To fix it, first you have to get the cylinder open (on an empty gun, of course; double check, please). Once open, you can use padded pliers (thick leather works best) to tighten the rod, with one VERY IMPORTANT NOTE: the rod is a left-hand thread on most guns made after WWII, so you have to tighten it in the OPPOSITE direction of a normal screw-threaded part. If you keep turning it and turning it and it's not stopping, you are probably turning it the wrong way, and if you turn it too far, it will pop out of the the cylinder, and you might loose it (or other parts it holds in place). Get it good and snug, and check it regularly.
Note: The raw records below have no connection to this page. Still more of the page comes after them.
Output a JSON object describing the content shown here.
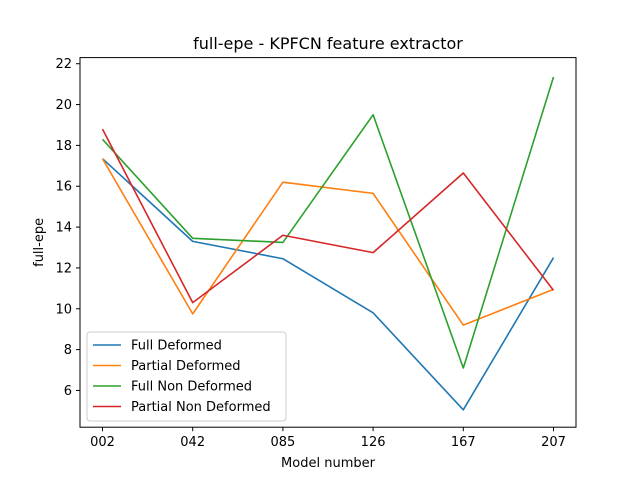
{
  "chart_data": {
    "type": "line",
    "title": "full-epe - KPFCN feature extractor",
    "xlabel": "Model number",
    "ylabel": "full-epe",
    "categories": [
      "002",
      "042",
      "085",
      "126",
      "167",
      "207"
    ],
    "ylim": [
      4.2,
      22.3
    ],
    "yticks": [
      6,
      8,
      10,
      12,
      14,
      16,
      18,
      20,
      22
    ],
    "grid": false,
    "legend_position": "lower-left",
    "series": [
      {
        "name": "Full Deformed",
        "color": "#1f77b4",
        "values": [
          17.35,
          13.3,
          12.45,
          9.8,
          5.05,
          12.5
        ]
      },
      {
        "name": "Partial Deformed",
        "color": "#ff7f0e",
        "values": [
          17.35,
          9.75,
          16.2,
          15.65,
          9.2,
          10.95
        ]
      },
      {
        "name": "Full Non Deformed",
        "color": "#2ca02c",
        "values": [
          18.3,
          13.45,
          13.25,
          19.5,
          7.1,
          21.35
        ]
      },
      {
        "name": "Partial Non Deformed",
        "color": "#d62728",
        "values": [
          18.8,
          10.3,
          13.6,
          12.75,
          16.65,
          10.9
        ]
      }
    ]
  }
}
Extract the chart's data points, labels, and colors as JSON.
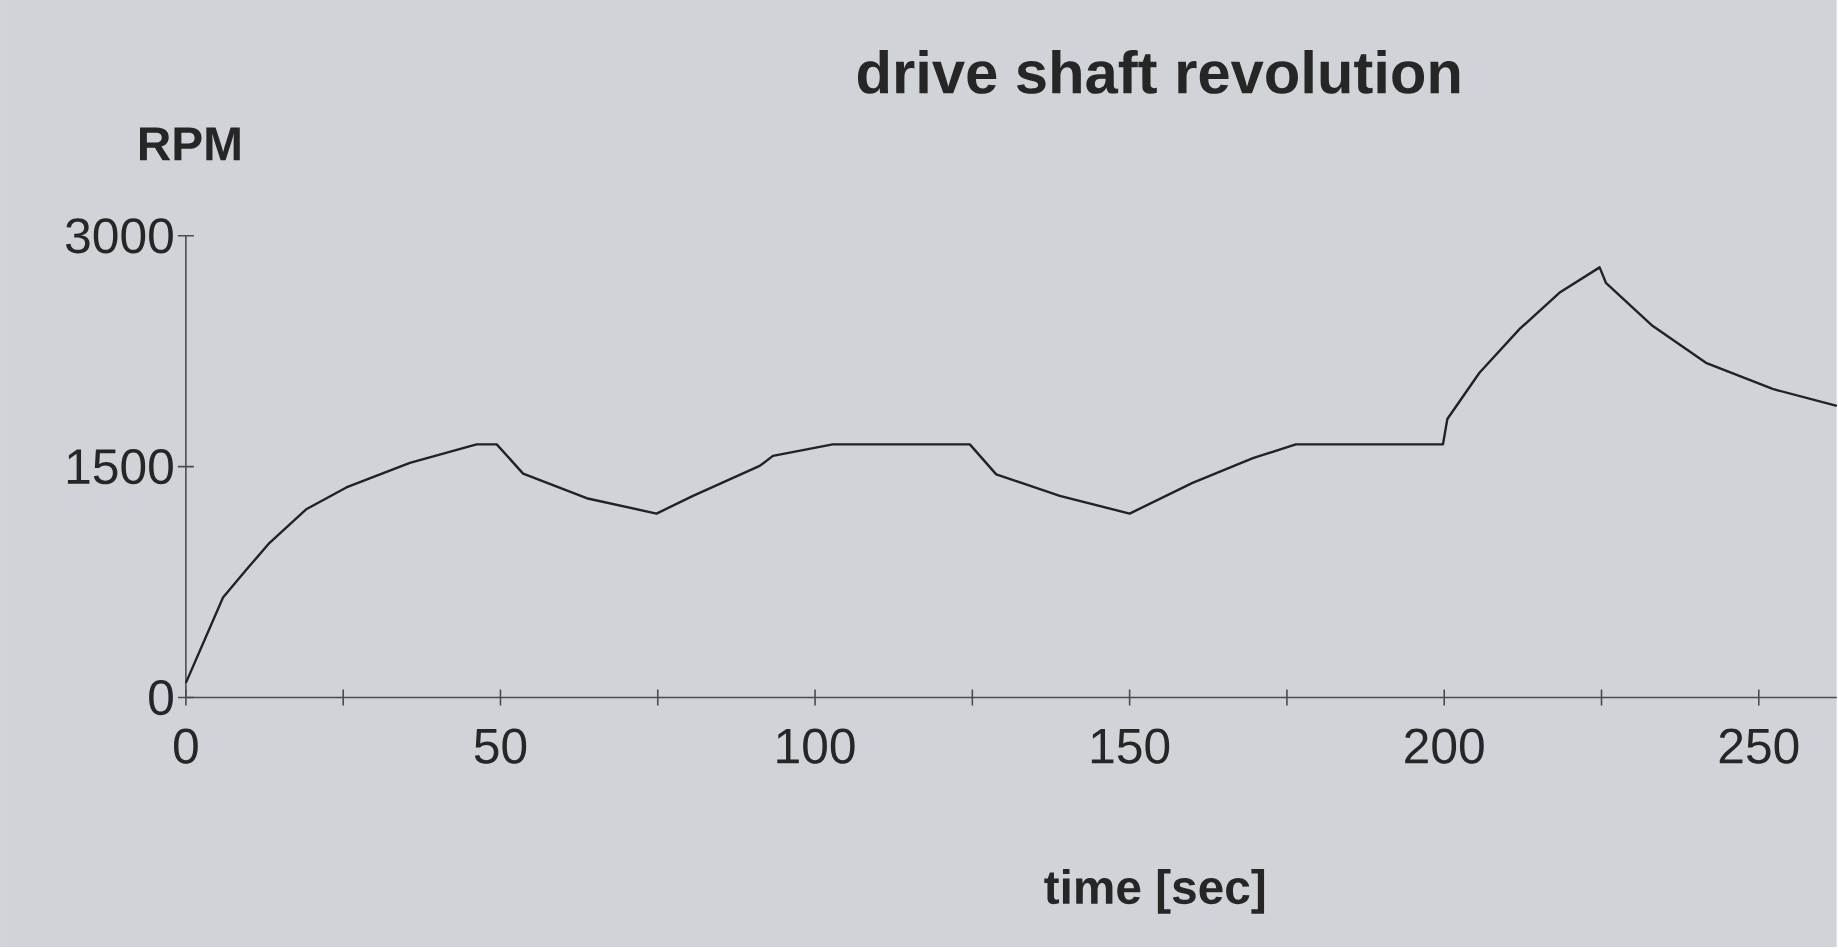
{
  "chart_data": {
    "type": "line",
    "title": "drive shaft revolution",
    "xlabel": "time [sec]",
    "ylabel": "RPM",
    "series": [
      {
        "color": "#222222",
        "x": [
          0,
          5.9,
          9.6,
          13.3,
          19.2,
          25.5,
          35.6,
          46.2,
          49.4,
          53.6,
          63.7,
          74.8,
          80.6,
          91.2,
          93.3,
          102.8,
          124.6,
          128.8,
          138.9,
          150,
          160,
          169.6,
          176.4,
          199.8,
          200.5,
          205.6,
          212,
          218.3,
          224.7,
          225.7,
          233.1,
          241.6,
          252.2,
          262.4
        ],
        "values": [
          95,
          650,
          830,
          1005,
          1225,
          1365,
          1525,
          1645,
          1645,
          1455,
          1295,
          1195,
          1310,
          1505,
          1570,
          1645,
          1645,
          1450,
          1310,
          1195,
          1395,
          1555,
          1645,
          1645,
          1810,
          2110,
          2395,
          2630,
          2795,
          2695,
          2415,
          2175,
          2005,
          1895
        ]
      }
    ],
    "xlim": [
      0,
      262.4
    ],
    "xticks": [
      0,
      {
        "value": 25,
        "label": null
      },
      50,
      {
        "value": 75,
        "label": null
      },
      100,
      {
        "value": 125,
        "label": null
      },
      150,
      {
        "value": 175,
        "label": null
      },
      200,
      {
        "value": 225,
        "label": null
      },
      250
    ],
    "ylim": [
      0,
      3000
    ],
    "yticks": [
      0,
      1500,
      3000
    ],
    "marker": "none",
    "line_style": "solid"
  }
}
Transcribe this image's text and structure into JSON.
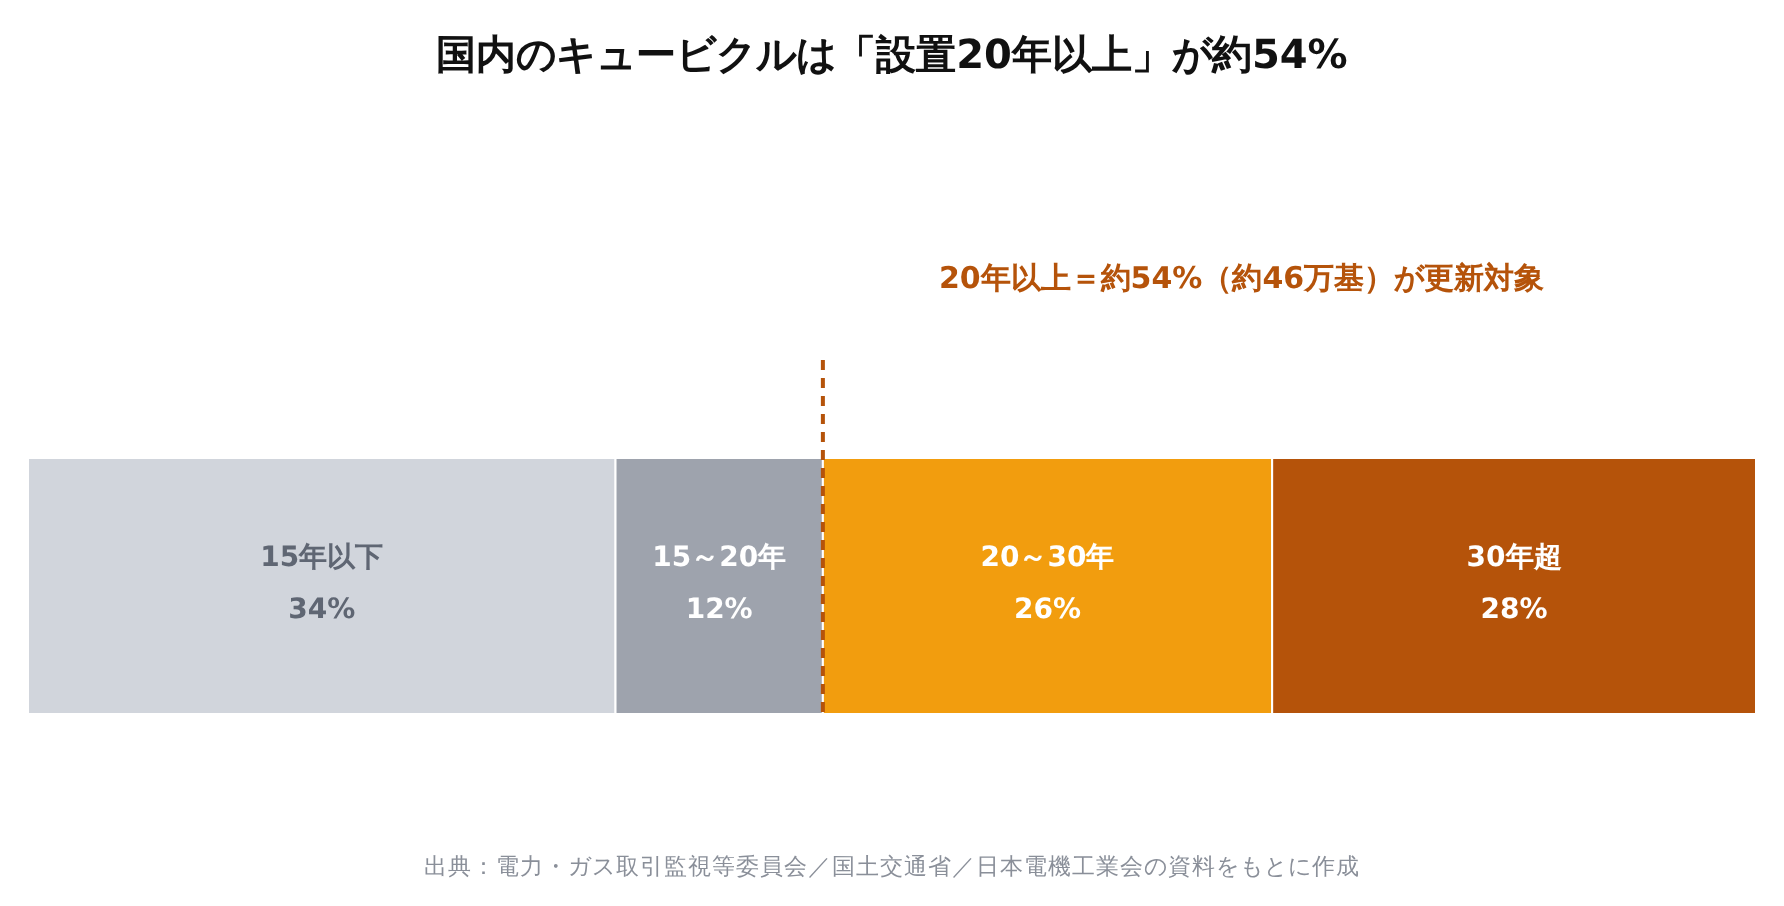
{
  "chart_data": {
    "type": "bar",
    "title": "国内のキュービクルは「設置20年以上」が約54%",
    "orientation": "horizontal",
    "stacked": true,
    "legend": false,
    "categories": [
      null
    ],
    "series": [
      {
        "name": "15年以下",
        "color": "#d1d5dc",
        "values": [
          34
        ],
        "value_labels": [
          "34%"
        ]
      },
      {
        "name": "15～20年",
        "color": "#9ea3ad",
        "values": [
          12
        ],
        "value_labels": [
          "12%"
        ]
      },
      {
        "name": "20～30年",
        "color": "#f29d0e",
        "values": [
          26
        ],
        "value_labels": [
          "26%"
        ]
      },
      {
        "name": "30年超",
        "color": "#b5530a",
        "values": [
          28
        ],
        "value_labels": [
          "28%"
        ]
      }
    ],
    "ref_lines": [
      {
        "axis": "x",
        "value": 46,
        "label": "20年以上＝約54%（約46万基）が更新対象",
        "color": "#b5530a",
        "line_style": "dashed"
      }
    ],
    "annotations": [
      "出典：電力・ガス取引監視等委員会／国土交通省／日本電機工業会の資料をもとに作成"
    ]
  }
}
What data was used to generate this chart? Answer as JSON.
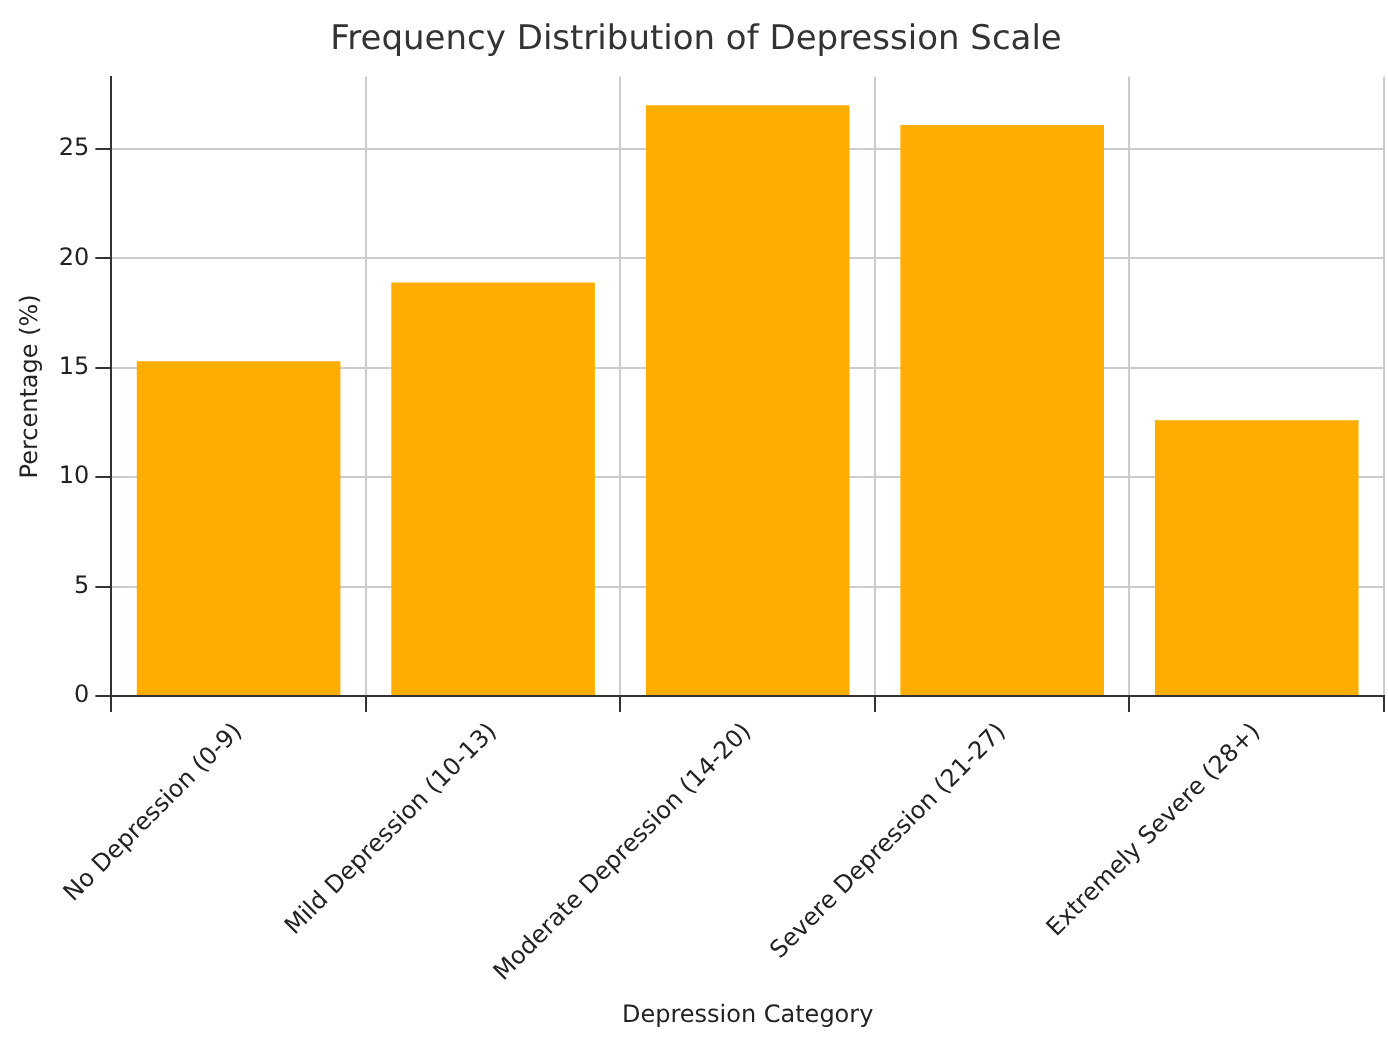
{
  "chart_data": {
    "type": "bar",
    "title": "Frequency Distribution of Depression Scale",
    "xlabel": "Depression Category",
    "ylabel": "Percentage (%)",
    "categories": [
      "No Depression (0-9)",
      "Mild Depression (10-13)",
      "Moderate Depression (14-20)",
      "Severe Depression (21-27)",
      "Extremely Severe (28+)"
    ],
    "values": [
      15.3,
      18.9,
      27.0,
      26.1,
      12.6
    ],
    "color": "#ffad00",
    "ylim": [
      0,
      28.3
    ],
    "yticks": [
      0,
      5,
      10,
      15,
      20,
      25
    ],
    "grid": true
  }
}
If you notice the sticky cylinder release problem returning, stop shooting and tighten it before shooting any more (again, on an unloaded gun only). Be careful about over-clamping it when tightening the rod; I've seen a few pinched/crushed by folks using Vise-Grips, or an actual bench vise.

If it becomes a regular problem, some folks recommend removing it, cleaning and drying the threads on the rod and inside the cylinder, then adding a tiny dab of blue LocTite to keep it from working loose in the future. This can interfere with needed disassembly later on, though, and it can also be overdone (put too much screw glue in/on the threads, and you might stick something inside the cylinder that you didn't want stuck).

Hope this was helpful.


----------



## Dsig1 (Dec 23, 2007)

Very helpful advice DJ. My cylinder was freezing up after 200 shots and I had difficulty opening it as you state. I cleaned it thoroughly but the next time it would seize after 150 shots...I took it to a smith who disassembled and cleaned it out well and reassembled tightly. From all of my shooting while it was loose, powder got into the action and gunked it up. If yours has been loose for some time and the cylinder turn starts to tighten, you are probably experiencing the same problem. Be ready for it. Good luck and good shooting.


----------



## crazygoaliesteve (Mar 27, 2008)

thanks for answering everyone! i just dropped it off with my local gunsmith today and he found some more problems with it. thank god i didnt try shooting it again! thanks again


----------



## Deltaboy1984 (Jun 1, 2008)

Good luck


----------



## Baldy (Jun 21, 2006)

The pre 19-4's did not have the dirt sheild that all the later models have and dirt and gum would get in them and lock them up. You do what DJ Niner told you and you should be good to go. Good luck.


----------



## had3nuf (Aug 28, 2012)

One other peice of advice to add when tightening ejector rods place a couple of empty casings in the cylinder before using your pliers it helps to relieve pressure on your extractor pins.


----------



## OldManMontgomery (Nov 2, 2013)

Late to the game, but:

Instead of padded pliers, use the chuck from a drill motor. This tends to grip more evenly and reduce marks (yes, one can still leave marks). Hand tighten the extractor about 1/12th of a rotation, line up a cylinder and over-tighten to the divider between chambers. No locktite or such needed.


----------



## jtguns (Sep 25, 2011)

I have the same problem with one of my 19s but JD beet me to it again. But he gave good sound advice for the usual problem but Baldy could also be right. Dirt and grime do build up under the star so when cleaning get that area also.


----------



## james taulbee (Jan 12, 2019)

I had the SAME problem with my model 48 22 mag. plus some one had bent the rod before me because they could not eject fired rounds. Good advice ,wish i had seen it before i wasted a lot of time.


----------



## win231 (Aug 5, 2015)

I read that S&W later reversed the threads in later guns so that recoil would actually tighten the ejector.


----------